Use this workflow when you want to share a generated corpus through a public or private Hugging Face dataset repository.

dagzoo publishes from a handoff root, not directly from a plain --out directory. The handoff root is the stable downstream surface for portable corpora: it keeps the public shard artifacts under generated/, adds handoff_manifest.json, and leaves dagzoo-only sidecars under internal/.


1. Generate a handoff root

dagzoo generate \
  --config recipe:default-baseline \
  --num-datasets 25 \
  --handoff-root handoffs/default_baseline

That writes a portable corpus layout:

handoffs/default_baseline/
  handoff_manifest.json
  generated/
    shard_00000/
      train.parquet
      test.parquet
      dataset_catalog.parquet
  internal/
    effective_config.yaml
    effective_config_trace.yaml
    run_context.json

If you later run dagzoo filter and create a curated accepted-only corpus under the same handoff root, dagzoo publish hub will upload that curated/ directory too.

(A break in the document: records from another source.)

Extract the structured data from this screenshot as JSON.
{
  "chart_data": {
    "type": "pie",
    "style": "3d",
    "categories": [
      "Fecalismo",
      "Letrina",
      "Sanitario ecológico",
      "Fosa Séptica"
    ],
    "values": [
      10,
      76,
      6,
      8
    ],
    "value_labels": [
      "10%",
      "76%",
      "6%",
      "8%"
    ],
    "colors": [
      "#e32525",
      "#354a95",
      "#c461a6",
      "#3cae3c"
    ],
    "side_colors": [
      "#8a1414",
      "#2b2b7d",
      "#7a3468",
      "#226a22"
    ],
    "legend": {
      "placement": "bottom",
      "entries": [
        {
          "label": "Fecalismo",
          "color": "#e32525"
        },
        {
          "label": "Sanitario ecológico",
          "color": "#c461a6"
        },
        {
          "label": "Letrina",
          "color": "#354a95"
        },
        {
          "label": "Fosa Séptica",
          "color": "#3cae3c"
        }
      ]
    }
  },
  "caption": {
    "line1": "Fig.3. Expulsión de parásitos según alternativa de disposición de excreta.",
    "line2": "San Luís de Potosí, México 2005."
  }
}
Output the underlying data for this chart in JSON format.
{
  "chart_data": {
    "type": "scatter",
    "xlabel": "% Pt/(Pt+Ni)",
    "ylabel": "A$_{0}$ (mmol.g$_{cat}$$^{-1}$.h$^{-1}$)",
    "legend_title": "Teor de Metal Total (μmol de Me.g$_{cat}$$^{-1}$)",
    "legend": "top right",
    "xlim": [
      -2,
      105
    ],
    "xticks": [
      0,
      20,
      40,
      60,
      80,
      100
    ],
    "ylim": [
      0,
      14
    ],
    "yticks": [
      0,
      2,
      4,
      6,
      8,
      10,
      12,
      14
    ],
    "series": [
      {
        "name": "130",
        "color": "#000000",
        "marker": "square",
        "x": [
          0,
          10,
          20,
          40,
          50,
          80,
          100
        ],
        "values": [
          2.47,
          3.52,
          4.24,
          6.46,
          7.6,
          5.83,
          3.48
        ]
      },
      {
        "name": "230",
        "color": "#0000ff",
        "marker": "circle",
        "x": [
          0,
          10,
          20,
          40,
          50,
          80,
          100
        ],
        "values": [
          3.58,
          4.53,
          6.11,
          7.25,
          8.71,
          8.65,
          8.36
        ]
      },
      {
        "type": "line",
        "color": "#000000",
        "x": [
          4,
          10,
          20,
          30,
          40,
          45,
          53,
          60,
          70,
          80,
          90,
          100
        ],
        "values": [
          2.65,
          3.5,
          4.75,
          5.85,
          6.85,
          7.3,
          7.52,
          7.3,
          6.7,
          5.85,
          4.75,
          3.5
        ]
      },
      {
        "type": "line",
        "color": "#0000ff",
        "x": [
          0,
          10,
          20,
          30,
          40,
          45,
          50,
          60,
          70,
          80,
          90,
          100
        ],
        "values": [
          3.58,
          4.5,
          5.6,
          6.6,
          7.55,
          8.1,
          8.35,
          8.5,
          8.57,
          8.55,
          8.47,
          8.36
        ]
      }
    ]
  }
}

2. Authenticate with Hugging Face

Use the standard Hugging Face authentication flow:

hf auth login

Or set HF_TOKEN in the environment before running dagzoo publish hub.


3. Publish the corpus

dagzoo publish hub \
  --handoff-root handoffs/default_baseline \
  --repo-id your-name/default-baseline-corpus

Optional flags:

  • --private: create the dataset repo as private if it does not already exist
  • --license <hf-license-id>: stamp the dataset card with a Hugging Face license identifier such as apache-2.0

Successful publishes print the dataset URL:

Published dataset repo: https://huggingface.co/datasets/your-name/default-baseline-corpus

4. What gets uploaded

dagzoo publish hub uploads only the public handoff artifacts:

  • generated/
  • curated/ when present
  • handoff_manifest.json
  • a generated root README.md dataset card

internal/ is never uploaded. Those files stay local for dagzoo tooling and reproducibility.


5. Republishing

You can rerun dagzoo publish hub against the same dataset repo after regenerating the corpus or adding a curated corpus. Republishing replaces only dagzoo-managed paths:

  • generated/**
  • curated/**
  • handoff_manifest.json
  • README.md

Other files in the remote dataset repo are left alone.